While that's true, noisy little fan is not either in most consumer products, I'd rather not hear my media player humming in the corner while watching movies. Large dissipative plate works, load managing works, etc.  The point is, for a Linux desktop (dynamic unmanaged load) heat sink of some variety is mandatory, in the box, from factory. 

 

Quite honestly I was surprised that some sort of dissipative cooling strategy was not implemented on all VIM's as sold, not only as an additional purchase later in the small space.  Otherwise I am quite pleased with the hardware, it is very nice. 

There are a great number of options for using the equipment. It is not possible to create a universal option that will suit everyone. I know a lot of examples when they buy VIM and use their cooling system, absolutely not similar to the existing options.
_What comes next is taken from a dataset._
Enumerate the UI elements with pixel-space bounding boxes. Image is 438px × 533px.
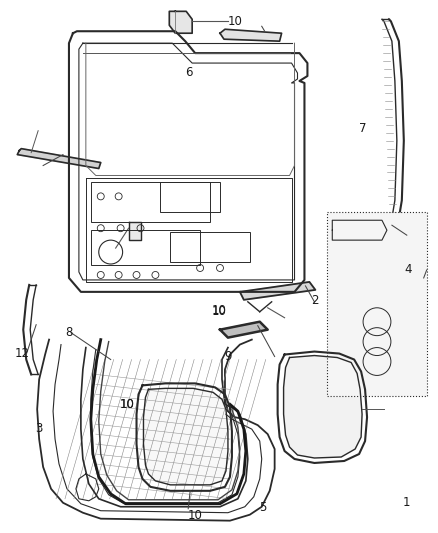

If the factory to complete all VIM\VIM2 specific cooling system, it will make all customers pay for what they do not need and spend time on dismantling.

IMHO I would recommend Khadas to expand the product line for end users and release several ready-made options.

1. One Board, without radiator and other elements.

2. Board with installed radiator without housing.

3. Full version, Board with installed radiator, fan, in the case, and complete with power supply and remote control. 

I have some VIM uses its own sets of radiator+fan that is  inaudible during operation.

Passive cooling system has a number of serious drawbacks and can be used only in cases when it is really necessary for technical conditions. Just for Linux should be used circuit radiator+fan (ideally, with automatic control).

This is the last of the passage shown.